Si balita lasak baru saja kita pelototi. Ya gimana, kita bukan ibu peri baik hati yang selalu senyum nggak pernah emosi. Kadang lemah iman sama capek bodi bikin tingkah dan kata-kata lupa dikasih filter. Saat duduk sambil istighfar, si kecil mendekat. Elus elus kepala dan pipi kita, sambil menatap dengan mata beningnya, lalu mencium tangan kita, "maaf Bunda.. Nggak lagi-lagi. Bunda capek ya? Maaf Bunda." Dia langsung meminta maaf dan detik itu juga memaafkan kita. Mudah sekali baginya melupakan kesalahan kita tadi. Lima menit kemudian dia sudah gelayutan manja di pelukan kita, tertawa lepas membawa penat kita ke awang-awang. Betapa kita yang dewasa sering berlaku sebaliknya, sulit melupakan. Kayak gajah yang tak pernah lupa, kita ingat-ingat kesalahan orang lain pada kita.

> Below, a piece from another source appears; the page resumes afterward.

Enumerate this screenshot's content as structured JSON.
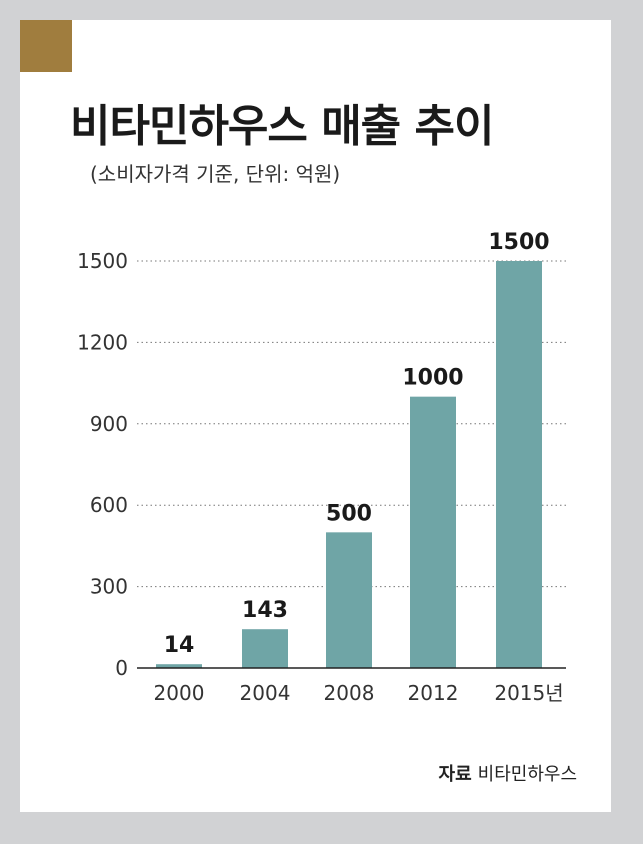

Diungkit setelah jauuuhh hari, bahkan si pelaku pun sudah lupa dia pernah melakukan  itu. Padahal waktu itu udah selesai perkara, deh. Udah maaf lahir batin pake salam-salaman. Bukankah mengungkit kesalahan lama juga berarti membuka luka yang hampir kering? Ah, jangan kalah dong sama anak-anak. Kalau sudah memaafkan sebaiknya tidak diungkit lagi 😊

Anak-anak memang bertubuh lebih kecil dari kita, tapi ada banyak hal yang bisa kita pelajari dari perilaku mereka. Selalu ingin tahu, tak mudah menyerah, percaya sepenuh hati, belajar dari mana saja dan dimana saja, serta mudah memaafkan. Kita yang dewasa terkadang lupa bahwa kemurnian jiwa mereka justru adalah hal terindah yang hilang dari kita.